I'll be moving to Spain in August and have a salary of around 35K euro per annum. Is there anywhere I can find out how much income tax etc I'm likely to be paying on this, so I can work out roughly what my take home salary per month is going to be?

Any advice would be really appreciated!

Thank you


----------



## atlast

Since you already have a job, could you ask your employer's human resources department for an estimate of your takehome pay? Also ask what other types of withholding there will be.


----------



## DUCC

dazzah said:


> I'll be moving to Spain in August and have a salary of around 35K euro per annum. Is there anywhere I can find out how much income tax etc I'm likely to be paying on this, so I can work out roughly what my take home salary per month is going to be?

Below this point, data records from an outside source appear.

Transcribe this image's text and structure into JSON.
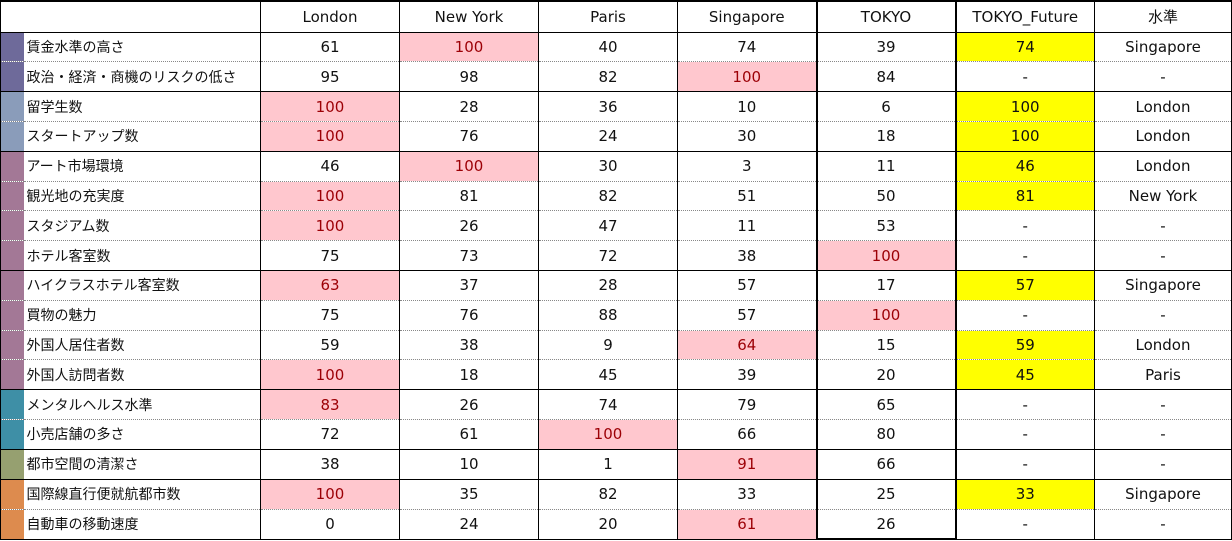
{
  "colors": {
    "max_fill": "#ffc7ce",
    "max_text": "#9c0006",
    "future_fill": "#ffff00"
  },
  "header": [
    "",
    "London",
    "New York",
    "Paris",
    "Singapore",
    "TOKYO",
    "TOKYO_Future",
    "水準"
  ],
  "rows": [
    {
      "label": "賃金水準の高さ",
      "group_color": "#6e6a9a",
      "values": [
        "61",
        "100",
        "40",
        "74",
        "39",
        "74",
        "Singapore"
      ],
      "highlight": [
        2,
        6
      ]
    },
    {
      "label": "政治・経済・商機のリスクの低さ",
      "group_color": "#6e6a9a",
      "values": [
        "95",
        "98",
        "82",
        "100",
        "84",
        "-",
        "-"
      ],
      "highlight": [
        4
      ]
    },
    {
      "label": "留学生数",
      "group_color": "#8a9cba",
      "values": [
        "100",
        "28",
        "36",
        "10",
        "6",
        "100",
        "London"
      ],
      "highlight": [
        1,
        6
      ]
    },
    {
      "label": "スタートアップ数",
      "group_color": "#8a9cba",
      "values": [
        "100",
        "76",
        "24",
        "30",
        "18",
        "100",
        "London"
      ],
      "highlight": [
        1,
        6
      ]
    },
    {
      "label": "アート市場環境",
      "group_color": "#a37896",
      "values": [
        "46",
        "100",
        "30",
        "3",
        "11",
        "46",
        "London"
      ],
      "highlight": [
        2,
        6
      ]
    },
    {
      "label": "観光地の充実度",
      "group_color": "#a37896",
      "values": [
        "100",
        "81",
        "82",
        "51",
        "50",
        "81",
        "New York"
      ],
      "highlight": [
        1,
        6
      ]
    },
    {
      "label": "スタジアム数",
      "group_color": "#a37896",
      "values": [
        "100",
        "26",
        "47",
        "11",
        "53",
        "-",
        "-"
      ],
      "highlight": [
        1
      ]
    },
    {
      "label": "ホテル客室数",
      "group_color": "#a37896",
      "values": [
        "75",
        "73",
        "72",
        "38",
        "100",
        "-",
        "-"
      ],
      "highlight": [
        5
      ]
    },
    {
      "label": "ハイクラスホテル客室数",
      "group_color": "#a37896",
      "values": [
        "63",
        "37",
        "28",
        "57",
        "17",
        "57",
        "Singapore"
      ],
      "highlight": [
        1,
        6
      ]
    },
    {
      "label": "買物の魅力",
      "group_color": "#a37896",
      "values": [
        "75",
        "76",
        "88",
        "57",
        "100",
        "-",
        "-"
      ],
      "highlight": [
        5
      ]
    },
    {
      "label": "外国人居住者数",
      "group_color": "#a37896",
      "values": [
        "59",
        "38",
        "9",
        "64",
        "15",
        "59",
        "London"
      ],
      "highlight": [
        4,
        6
      ]
    },
    {
      "label": "外国人訪問者数",
      "group_color": "#a37896",
      "values": [
        "100",
        "18",
        "45",
        "39",
        "20",
        "45",
        "Paris"
      ],
      "highlight": [
        1,
        6
      ]
    },
    {
      "label": "メンタルヘルス水準",
      "group_color": "#3e8fa6",
      "values": [
        "83",
        "26",
        "74",
        "79",
        "65",
        "-",
        "-"
      ],
      "highlight": [
        1
      ]
    },
    {
      "label": "小売店舗の多さ",
      "group_color": "#3e8fa6",
      "values": [
        "72",
        "61",
        "100",
        "66",
        "80",
        "-",
        "-"
      ],
      "highlight": [
        3
      ]
    },
    {
      "label": "都市空間の清潔さ",
      "group_color": "#96a070",
      "values": [
        "38",
        "10",
        "1",
        "91",
        "66",
        "-",
        "-"
      ],
      "highlight": [
        4
      ]
    },
    {
      "label": "国際線直行便就航都市数",
      "group_color": "#dd8b4e",
      "values": [
        "100",
        "35",
        "82",
        "33",
        "25",
        "33",
        "Singapore"
      ],
      "highlight": [
        1,
        6
      ]
    },
    {
      "label": "自動車の移動速度",
      "group_color": "#dd8b4e",
      "values": [
        "0",
        "24",
        "20",
        "61",
        "26",
        "-",
        "-"
      ],
      "highlight": [
        4
      ]
    }
  ]
}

Your salary will be taxed at a rate of approx. 18 %. Your social security contributions (Health, old age, unempl.) will amount to approx. 2 %. If You calculate deductions of approx. 20 % in total from Your gross salaray, You are at the safe end. In case You buy Your first private home, You can deduct up to approx. 9000 from resulting in annual tax benefits of approx. net 1800 Euros. Depending on the nature of Your contract there might other tax savings might apply.


----------



## Goldberg

There are tax calculators online, if you go to google and type in spanish taxes you should get some, then please put on the site for others.


----------



## ruimelo

dazzah said:


> hello there,
> 
> I'll be moving to Spain in August and have a salary of around 35K euro per annum. Is there anywhere I can find out how much income tax etc I'm likely to be paying on this, so I can work out roughly what my take home salary per month is going to be?
> 
> Any advice would be really appreciated!
> 
> Thank you


Hi,

Probably is too late, but you can check the tax calculation in the following site: (it has also other countries)

(Replace the spaces with dots)
www calculateyournetsalary com/calculate-net-salary-in-thenetherlands html


----------